Zadie Smith: Voice of a Generation

Thursday 21st, February 2019 / 07:00
By Luiza Brenner

Zadie Smith is coming to town in a presentation by Vancouver Writers Fest. With tickets for the event sold out months ago, the acclaimed British writer slash literary rockstar will talk about her work to date and her recent collection of essays, Feel Free.

Born in 1975 in Northwest London to a Jamaican mother and a British father, Zadie Smith is one of today’s best-selling authors and has won more prizes than one would mind keeping track of. In her 20s, Smith emerged as an original voice to her generation and was soon elected a fellow of the Royal Society of Literature.

Her debut novel, White Teeth, published in 2000, was showered with literary awards, including the James Tait Black Memorial Prize, the Whitbread First Novel Award, and the Guardian First Book Award.

Unlike authors who can’t seem to follow up first-hit-home-running books, Smith continues to deliver hit after hit. Her body of work discusses identity issues and an entanglement with family, class, culture, and politics.

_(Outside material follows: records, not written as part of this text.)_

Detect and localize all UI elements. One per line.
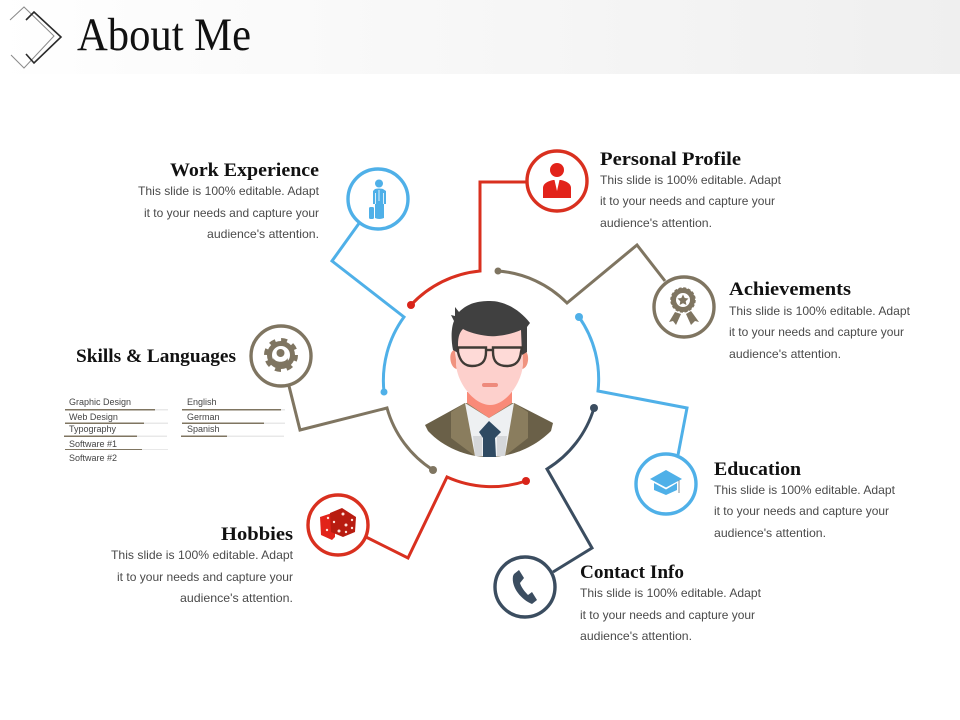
skills bars	[64, 397, 168, 463]
text block: achievements	[729, 280, 911, 361]
connector: hobbies (red)	[366, 477, 530, 558]
text block: work experience: audience's attention.	[207, 227, 319, 241]
text block: personal profile	[600, 150, 782, 230]
skills bars: Software #1	[69, 439, 117, 449]
text block: personal profile: This slide is 100% editable. Adapt	[600, 173, 782, 187]
mouth	[482, 383, 498, 387]
text block: education: Education	[714, 460, 802, 480]
text block: hobbies	[111, 525, 294, 605]
icon: education	[636, 454, 696, 514]
text block: education	[714, 460, 896, 540]
text block: work experience	[138, 161, 320, 241]
title: About Me	[77, 10, 251, 61]
heading: skills and languages: Skills & Languages	[76, 347, 236, 367]
connector: achievements (brown)	[494, 245, 665, 303]
text block: work experience: it to your needs and capture your	[144, 206, 319, 220]
text block: personal profile: audience's attention.	[600, 216, 712, 230]
connector: skills (brown)	[289, 386, 437, 474]
header band	[0, 0, 960, 74]
central portrait	[425, 301, 553, 457]
text block: education: This slide is 100% editable. Adapt	[714, 483, 896, 497]
text block: education: it to your needs and capture your	[714, 504, 889, 518]
text block: education: audience's attention.	[714, 526, 826, 540]
language bars: German	[187, 412, 220, 422]
text block: work experience: This slide is 100% editable. Adapt	[138, 184, 320, 198]
icon: hobbies dice	[308, 495, 368, 555]
glasses	[458, 348, 522, 366]
text block: achievements: Achievements	[729, 280, 851, 300]
icon: achievements	[654, 277, 714, 337]
logo: double chevron	[10, 7, 61, 68]
language bars: Spanish	[187, 424, 220, 434]
text block: achievements: it to your needs and capture your	[729, 325, 904, 339]
text block: personal profile: Personal Profile	[600, 150, 741, 170]
text block: contact info: audience's attention.	[580, 629, 692, 643]
ears	[450, 350, 528, 369]
face	[456, 325, 523, 405]
text block: hobbies: it to your needs and capture your	[117, 570, 293, 584]
neck	[467, 392, 512, 418]
skills bars: Typography	[69, 424, 117, 434]
lapels	[451, 403, 528, 456]
skills bars: Web Design	[69, 412, 118, 422]
icon: skills gear	[251, 326, 311, 386]
connector: personal profile (red)	[407, 182, 527, 309]
connector: contact info (navy)	[547, 404, 598, 572]
language bars	[181, 397, 285, 437]
skills bars: Graphic Design	[69, 397, 131, 407]
text block: contact info: it to your needs and capture your	[580, 608, 755, 622]
icon: work experience	[348, 169, 408, 229]
tie	[479, 421, 501, 457]
shirt shade	[473, 436, 507, 456]
shirt	[465, 403, 514, 456]
connector: education (blue)	[575, 313, 687, 455]
suit	[425, 403, 553, 457]
text block: achievements: This slide is 100% editable. Adapt	[729, 304, 911, 318]
text block: personal profile: it to your needs and capture your	[600, 194, 775, 208]
connector: work experience (blue)	[332, 222, 404, 396]
hair	[451, 301, 530, 355]
language bars: English	[187, 397, 217, 407]
text block: hobbies: This slide is 100% editable. Adapt	[111, 548, 294, 562]
text block: work experience: Work Experience	[170, 161, 319, 181]
icon: contact phone	[495, 557, 555, 617]
icon: personal profile	[527, 151, 587, 211]
text block: contact info: Contact Info	[580, 563, 684, 583]
text block: hobbies: audience's attention.	[180, 591, 293, 605]
text block: achievements: audience's attention.	[729, 347, 841, 361]
skills bars: Software #2	[69, 453, 117, 463]
text block: contact info: This slide is 100% editable. Adapt	[580, 586, 762, 600]
text block: contact info	[580, 563, 762, 643]
text block: hobbies: Hobbies	[221, 525, 293, 545]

In White Teeth, Smith portrays the changing landscape of Great Britain in the 1970s through the friendship of two World War II veterans. In The Autograph Man, she shifts her critical gaze to fame and celebrity culture by chronicling the life of an autograph collector. On Beauty, winner of the 2006 Orange Prize, is set in a fictionalized American New England college campus and tells the story of rivalry between two academic families. Swing Time (2016), her first novel written in the first person, explores the complexities of female friendships by following the lives of childhood friends growing up in council flats in London.

Even though Smith is best known for her novels, her essays are what give us the privilege to dive into the wonders of her mind. A regular contributor to the New Yorker and a professor of creative writing at New York University, Smith is, above all, a contemporary (and non-pretentious) thinker. She doesn’t claim to have expertise, nor aim to have the final say, on a subject – quite the contrary. By acknowledging her lack of “qualifications,” the author opens her latest book, aptly named Feel Free (2018), with an invitation to, indeed, feel free. She offers her essays “to be used, changed, dismantled, destroyed or ignored as necessary!”

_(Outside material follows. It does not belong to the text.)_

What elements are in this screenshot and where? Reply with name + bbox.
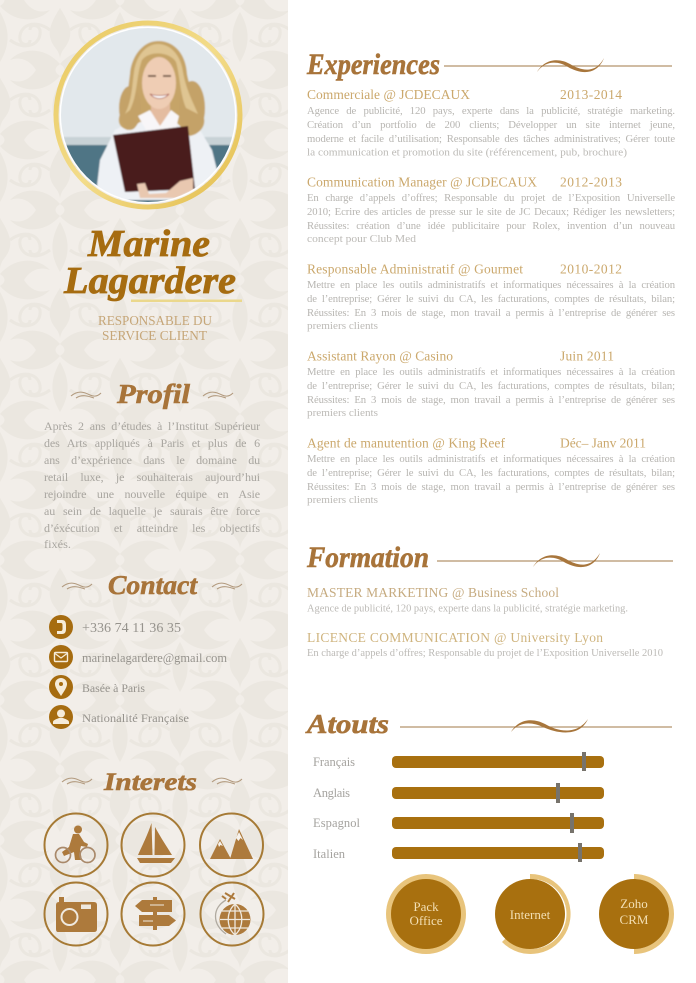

From Brexit to Facebook, from Jay-Z to her mother’s obsession with bathrooms, no topic is too big or too small to be addressed. The ease with which she moves to and from them makes the reader (always referred to with a feminine pronoun) feel like she’s talking to a friend over dinner. She manages, brilliantly, to be casual and engaging, insightful and light-hearted, all at once.

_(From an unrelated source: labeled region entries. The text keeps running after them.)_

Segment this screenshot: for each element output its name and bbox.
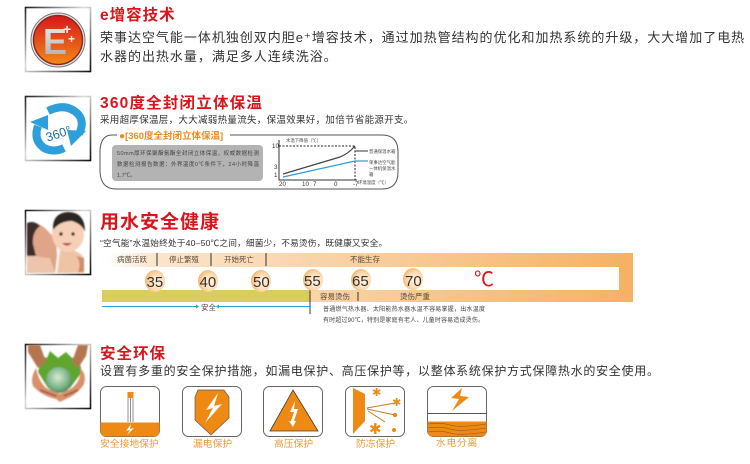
grey note box <box>112 145 263 181</box>
temperature markers: 65 <box>352 273 369 290</box>
icon: E+ badge: + <box>63 21 71 37</box>
unit: degrees celsius: ℃ <box>474 269 494 291</box>
icon: 360 degrees: 360° <box>44 123 73 145</box>
icon: high voltage protection <box>264 386 322 436</box>
panel: 360 insulation <box>100 130 398 189</box>
icon: antifreeze protection: ✱ <box>372 387 381 399</box>
temperature markers: 55 <box>304 273 321 290</box>
line chart: 水温下降值（℃） <box>286 137 321 144</box>
line chart: -7 <box>353 181 359 188</box>
icon: antifreeze protection <box>346 386 404 438</box>
line chart: 7 <box>313 181 317 188</box>
text: e增容技术 description: 水器的出热水量，满足多人连续洗浴。 <box>100 49 338 64</box>
heading: 安全环保: 安全环保 <box>100 344 166 362</box>
line chart: 箱 <box>369 171 374 178</box>
temperature markers <box>145 268 423 292</box>
temperature scale chart: 烫伤严重 <box>400 291 430 301</box>
icon: antifreeze protection: ✱ <box>392 397 401 409</box>
icon: leakage protection <box>182 386 242 436</box>
label: 漏电保护: 漏电保护 <box>193 437 232 450</box>
line chart: 普通保温水箱 <box>369 148 396 155</box>
text: e增容技术 description <box>100 30 745 64</box>
line chart: 1 <box>274 172 278 179</box>
heading: 用水安全健康: 用水安全健康 <box>100 210 220 233</box>
line chart <box>272 137 396 188</box>
line chart: 10 <box>272 143 279 150</box>
temperature scale chart: 不能生存 <box>350 254 380 264</box>
temperature markers: 35 <box>146 274 163 291</box>
temperature scale chart: 容易烫伤 <box>320 291 350 301</box>
grey note box: 数据检测报告数据：外界温度0℃条件下，24小时降温 <box>117 160 259 168</box>
scald note: 普通燃气热水器、太阳能热水器水温不容易掌握，出水温度 <box>323 305 485 313</box>
icon: E+ badge: E <box>43 21 67 62</box>
grey note box: 1.7℃。 <box>117 172 136 179</box>
temperature markers: 70 <box>405 273 422 290</box>
scald note: 有时超过90℃，特别是家庭有老人、儿童时容易造成烫伤。 <box>323 316 484 324</box>
line chart: 荣事达空气能 <box>369 159 396 166</box>
text: insulation description: 采用超厚保温层，大大减弱热量流失，保温效果好，加倍节省能源开支。 <box>100 114 414 126</box>
temperature scale chart <box>102 253 633 324</box>
icon: safe grounding <box>100 386 160 436</box>
temperature scale chart: 病菌活跃 <box>117 254 147 264</box>
temperature scale chart: 停止繁殖 <box>169 254 199 264</box>
heading: 360度全封闭立体保温: 360度全封闭立体保温 <box>100 93 263 112</box>
safe range arrow <box>102 302 310 312</box>
scald note <box>323 305 485 324</box>
label: 安全接地保护: 安全接地保护 <box>100 437 159 450</box>
label: 高压保护: 高压保护 <box>274 437 313 450</box>
text: e增容技术 description: 荣事达空气能一体机独创双内胆e⁺增容技术，通过加热管结构的优化和加热系统的升级，大大增加了电热 <box>100 30 745 45</box>
temperature markers: 50 <box>253 274 270 291</box>
label: 水电分离: 水电分离 <box>436 436 478 449</box>
line chart: 3 <box>274 164 278 171</box>
icon: antifreeze protection: ✱ <box>369 421 382 438</box>
icon: water and electricity separation <box>428 386 486 436</box>
safe range arrow: 安全 <box>201 302 216 312</box>
icon: hands holding globe <box>26 344 90 408</box>
panel title: ●[360度全封闭立体保温] <box>119 130 223 142</box>
heading: e增容技术: e增容技术 <box>100 5 176 24</box>
temperature scale chart: 开始死亡 <box>224 254 254 264</box>
text: safety description: 设置有多重的安全保护措施，如漏电保护、高压保护等，以整体系统保护方式保障热水的安全使用。 <box>100 363 660 378</box>
line chart: 0 <box>334 181 338 188</box>
label: 防冻保护: 防冻保护 <box>356 437 395 450</box>
icon: mother and baby photo <box>26 210 90 274</box>
line chart: 20 <box>279 181 286 188</box>
line chart: 一体机保温水 <box>369 165 396 172</box>
icon: E+ badge: + <box>68 32 75 46</box>
icon: 360 degrees <box>26 96 90 160</box>
safe temperature bar <box>102 290 310 302</box>
icon: E+ badge <box>26 8 90 72</box>
line chart: 环境温度（℃） <box>358 179 389 186</box>
text: water temperature description: “空气能”水温始终处于40–50℃之间，细菌少，不易烫伤，既健康又安全。 <box>100 237 387 248</box>
grey note box: 50mm厚环保聚酯氨酯全封闭立体保温，权威数据检测 <box>117 149 259 157</box>
temperature markers: 40 <box>200 274 216 291</box>
line chart: 10 <box>302 181 309 188</box>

On February 28, Smith will be in Vancouver for a conversation with Jael Richardson, author, broadcaster, and Director of The Festival of Literary Diversity. The duo will discuss Smith’s body of work, hopefully carrying the same casual, clever and contemporary spirit we see in her writing. As there are no tickets left, we can only hope for good coverage… and that the encore doesn’t take too long.

Zadie Smith in Conversation takes place on February 28 at the Stanley Industrial Alliance Stage.